A mulher na comunicação

Entendemos que a comunicação pode influenciar na atitude dos indivíduos, reforçando valores já arraigados ou disseminando outras idéias na sociedade; isso, mesmo se considerando o questionamento por parte dos receptores. Assim, a forma como o homem ou a mulher é retratada pela comunicação pode ser significativa.

Maria Otilia Bocchini1 , em trabalho sobre Ana Maria e Viva Mais!, afirma que “as revistas femininas são verdadeiras inimigas das mulheres, de sua autonomia, autodeterminação” (página 69). Isso porque impõem modelos “globalizados de mulher e de relações entre homens e mulheres, cada vez mais marcados por valores conservadores”.

Estudando comerciais veiculados pela televisão, nas décadas de 70 e 80, Flailda Brito Garboggini Siqueira2 considera que neles a figura feminina retratada é a da mulher dona de casa, que cuida da alimentação de todos e é submissa ao marido, embora os publicitários – por ela entrevistados – afirmem ter acompanhado as mudanças da participação da mulher na sociedade. Já Dulcília Schroeder Buitoni3 afirma que três grandes eixos sustentam a imprensa feminina – moda, casa e coração.

Em pesquisa sobre a imprensa sindical, apontamos4 que nela a mulher aparece sub-representada, chegando a não se diferenciar de modelos da indústria cultural. Helena Corazza5, estudando emissoras de rádio católicas do Brasil, indica que “há uma prática que mostra o lugar ascendente de ocupação, por parte da mulher, na vida social pública” (p.137).

Vale mencionar o trabalho da Rede de Mulheres no Rádio que fortalece experiências de gênero no veículo6. A Rede reúne profissionais que fazem 38 programas dedicados especificamente às questões de gênero, 14 programas de rádio-revista, em que a maior parte do conteúdo é voltado para os interesses femininos e 33 programas de temáticas específicas que vão de saúde a movimento sindical e outros, como os que abordam questões da infância e adolescência. Em Juiz de Fora não conhecemos programas que façam parte da Rede – em Minas Gerais existem quatro, veiculados por comunitárias7.

A abrangência do rádio

Como mencionamos, iremos nos deter no rádio, neste trabalho. Isso, principalmente por entendermos a importância do veículo em função de suas características. Sobre suas peculiaridades, vale lembrar – conforme Gisela Swetlana Ortriwano8 - que o rádio, em relação aos outros meios de comunicação, apresenta mais facilidade de transmissão e de recepção, tendo ambas um custo mais barato do que as da TV, por exemplo. Segundo a autora, o rádio tem como característica o baixo custo: “em comparação à televisão e aos veículos impressos, o aparelho receptor de rádio é o mais barato, estando sua aquisição ao alcance de uma parcela muito maior da população” (p.79).

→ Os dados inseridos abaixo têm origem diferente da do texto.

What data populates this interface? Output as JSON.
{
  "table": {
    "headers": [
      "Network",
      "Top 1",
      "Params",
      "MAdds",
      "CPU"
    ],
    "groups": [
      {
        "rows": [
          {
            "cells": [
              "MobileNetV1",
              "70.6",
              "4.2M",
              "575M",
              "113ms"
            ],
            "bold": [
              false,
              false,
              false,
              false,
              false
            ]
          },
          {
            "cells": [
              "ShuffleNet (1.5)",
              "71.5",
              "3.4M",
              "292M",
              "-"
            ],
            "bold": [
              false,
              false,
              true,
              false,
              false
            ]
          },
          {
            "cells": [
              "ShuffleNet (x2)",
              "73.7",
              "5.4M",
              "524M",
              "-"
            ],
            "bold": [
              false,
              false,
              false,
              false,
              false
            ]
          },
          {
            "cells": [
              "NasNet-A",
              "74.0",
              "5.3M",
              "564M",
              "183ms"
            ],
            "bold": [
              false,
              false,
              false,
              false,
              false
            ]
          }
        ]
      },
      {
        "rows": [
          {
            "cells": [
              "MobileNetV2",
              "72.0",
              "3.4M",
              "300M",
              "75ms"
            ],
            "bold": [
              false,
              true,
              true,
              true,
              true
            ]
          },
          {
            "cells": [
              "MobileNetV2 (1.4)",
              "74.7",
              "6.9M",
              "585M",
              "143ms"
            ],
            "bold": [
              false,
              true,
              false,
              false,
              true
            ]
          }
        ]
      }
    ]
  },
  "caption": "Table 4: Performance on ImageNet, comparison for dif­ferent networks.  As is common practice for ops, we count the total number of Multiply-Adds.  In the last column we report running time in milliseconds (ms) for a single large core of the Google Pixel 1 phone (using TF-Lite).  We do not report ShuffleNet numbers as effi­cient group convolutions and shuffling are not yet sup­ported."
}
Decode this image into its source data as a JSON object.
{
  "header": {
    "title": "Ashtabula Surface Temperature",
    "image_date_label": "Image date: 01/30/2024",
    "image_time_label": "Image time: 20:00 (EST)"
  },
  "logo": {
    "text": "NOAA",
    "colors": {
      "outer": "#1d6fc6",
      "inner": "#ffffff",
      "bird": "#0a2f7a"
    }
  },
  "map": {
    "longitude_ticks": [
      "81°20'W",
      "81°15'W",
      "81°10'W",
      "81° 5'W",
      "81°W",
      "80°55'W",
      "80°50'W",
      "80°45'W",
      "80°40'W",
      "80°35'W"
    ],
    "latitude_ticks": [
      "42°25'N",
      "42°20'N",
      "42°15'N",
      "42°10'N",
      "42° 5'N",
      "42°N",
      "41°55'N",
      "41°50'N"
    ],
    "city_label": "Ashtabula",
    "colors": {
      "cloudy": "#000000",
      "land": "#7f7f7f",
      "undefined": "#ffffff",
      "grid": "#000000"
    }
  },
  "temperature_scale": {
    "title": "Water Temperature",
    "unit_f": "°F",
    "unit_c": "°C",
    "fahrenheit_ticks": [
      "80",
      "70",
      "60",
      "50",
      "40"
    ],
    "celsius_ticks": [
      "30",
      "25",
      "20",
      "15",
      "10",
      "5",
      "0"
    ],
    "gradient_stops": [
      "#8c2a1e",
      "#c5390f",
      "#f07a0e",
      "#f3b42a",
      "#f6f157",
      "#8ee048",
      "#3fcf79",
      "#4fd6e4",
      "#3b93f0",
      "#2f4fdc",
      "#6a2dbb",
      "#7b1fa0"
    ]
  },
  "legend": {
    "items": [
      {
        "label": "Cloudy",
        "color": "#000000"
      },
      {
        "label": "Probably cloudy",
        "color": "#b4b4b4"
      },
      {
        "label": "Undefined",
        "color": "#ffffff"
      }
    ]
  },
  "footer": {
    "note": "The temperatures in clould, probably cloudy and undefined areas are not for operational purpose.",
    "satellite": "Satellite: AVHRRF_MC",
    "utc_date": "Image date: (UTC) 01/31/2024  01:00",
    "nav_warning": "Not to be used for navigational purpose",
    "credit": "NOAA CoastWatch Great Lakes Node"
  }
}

O rádio é só som, o que permite que sua mensagem seja compreendida mesmo por pessoas com dificuldades de leitura ou analfabetas (a televisão cada vez mais tem se utilizado dos caracteres na tela). Isso também permite que o receptor faça outras atividades – como dirigir, caminhar, trabalhar - enquanto ouve o rádio, já que apenas um sentido, a audição, será necessário para entender o que está se passando.

Outra característica é a penetração. Conforme Ortriwano, “em termos geográficos, o rádio é o mais abrangente dos meios, podendo chegar aos pontos mais remotos” . Além disso, “pode estar nele presente o regionalismo, pois, tendo menor complexidade tecnológica, permite a existência de emissoras locais, que poderão emitir mensagens mais próximas ao campo de experiência do ouvinte”.

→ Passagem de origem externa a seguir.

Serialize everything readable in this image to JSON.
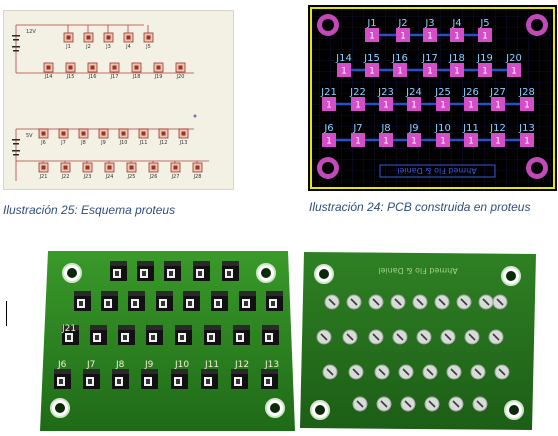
{
  "captions": {
    "schematic": "Ilustración 25: Esquema proteus",
    "pcb": "Ilustración 24: PCB construida en proteus"
  },
  "pcb": {
    "row1": [
      "J1",
      "J2",
      "J3",
      "J4",
      "J5"
    ],
    "row2": [
      "J14",
      "J15",
      "J16",
      "J17",
      "J18",
      "J19",
      "J20"
    ],
    "row3": [
      "J21",
      "J22",
      "J23",
      "J24",
      "J25",
      "J26",
      "J27",
      "J28"
    ],
    "row4": [
      "J6",
      "J7",
      "J8",
      "J9",
      "J10",
      "J11",
      "J12",
      "J13"
    ],
    "pad_label": "1",
    "footer_text": "Ahmed Flo  & Daniel",
    "colors": {
      "board": "#000000",
      "outline": "#e8e800",
      "grid": "#1a1a55",
      "pad": "#d44ec8",
      "label": "#8fd0ff",
      "trace": "#2b4ec8"
    }
  },
  "render": {
    "front_labels": [
      "J6",
      "J7",
      "J8",
      "J9",
      "J10",
      "J11",
      "J12",
      "J13"
    ],
    "j21_label": "J21",
    "back_text": "Ahmed Flo  & Daniel"
  },
  "schematic": {
    "top_refs": [
      "J1",
      "J2",
      "J3",
      "J4",
      "J5"
    ],
    "mid_refs": [
      "J14",
      "J15",
      "J16",
      "J17",
      "J18",
      "J19",
      "J20"
    ],
    "low_refs": [
      "J6",
      "J7",
      "J8",
      "J9",
      "J10",
      "J11",
      "J12",
      "J13"
    ],
    "bot_refs": [
      "J21",
      "J22",
      "J23",
      "J24",
      "J25",
      "J26",
      "J27",
      "J28"
    ],
    "supply_top": "12V",
    "supply_bot": "5V"
  }
}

Assim, não obstante o interesse visual da sociedade, dados indicam que, de acordo com Willians Cerozzi Balan e outros9, no Brasil, existem 115 milhões de radiouvintes, 85 milhões de telespectadores, 8 milhões de leitores de jornais e revistas e, segundo matéria na Folha de S.Paulo10, 5 milhões de internautas. Diante disso, como salientam Balan e outros, “não podemos ignorar que o rádio fala para a maioria absoluta dos brasileiros: para o bem e para o mal...” (p.59).

Análise de conteúdo

Cientes das informações mencionadas e com o objetivo de verificar, com instrumento próprio para análise, como a mulher é representada pelo rádio e, contrapartida, a representação masculina no veículo, definimos como objeto de estudo os programas Papo de Mulher e Auto Papo, veiculados pela Rádio Alvorada FM, de Juiz de Fora (cidade com cerca de 500 mil habitantes, no estado de Minas Gerais).

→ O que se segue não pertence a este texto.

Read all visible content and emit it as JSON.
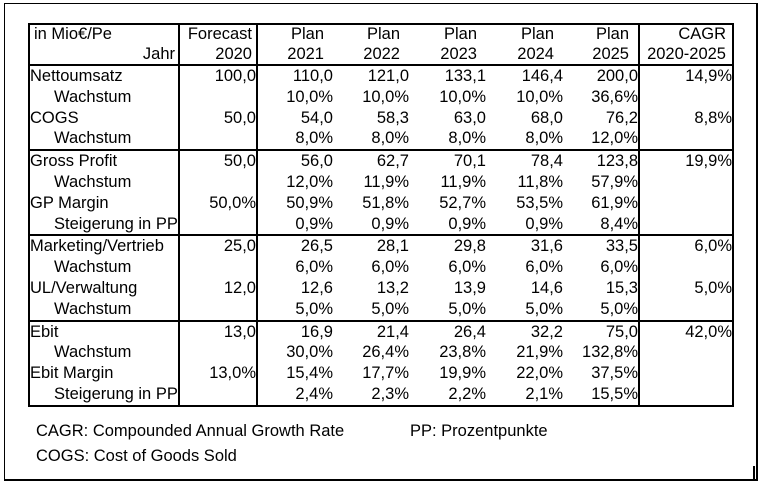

A análise dos programas foi feita a partir da recepção e gravação dos mesmos, durante duas semanas escolhidas de forma aleatória, pela manhã e a tarde, alternadamente (de 7 a 13 de janeiro, das 8 às 12 horas, e de 22 a 28 de janeiro de 2001, das 12 às 16 horas). Realizamos então uma análise conteúdo, considerando no Papo de Mulher as categorias “saúde”, “beleza”, “trabalho” e “outros”; já no Auto Papo, como o programa sempre apresenta temática referente a carros, procuramos verificar se a linguagem utilizada incluía as mulheres como ouvintes, de forma explícita, ou não. Foi feita ainda uma entrevista com a produtora e apresentadora do programa Papo de Mulher, Alcione Marócolo, com o objetivo de se conhecer elementos da história dos programas e esclarecer objetivos daquele pelo qual ela é responsável uma vez que o mesmo não mostra limitação de conteúdo já no nome, como é o caso do Auto Papo.

Rádio Alvorada

A Rádio Alvorada, que transmite o Papo de Mulher e o Auto Papo, é sintonizada em 96,7, em Freqüência Modulada. A emissora pode ser captada, segundo consta de seu sítio na internet11, em uma região com mais de um milhão e meio de habitantes. Isso porque, conforme a emissora, seu sinal está “sendo transmitido para mais de 120 cidades localizadas num raio de até 150 km”, nos estados de Minas Gerais e do Rio de Janeiro.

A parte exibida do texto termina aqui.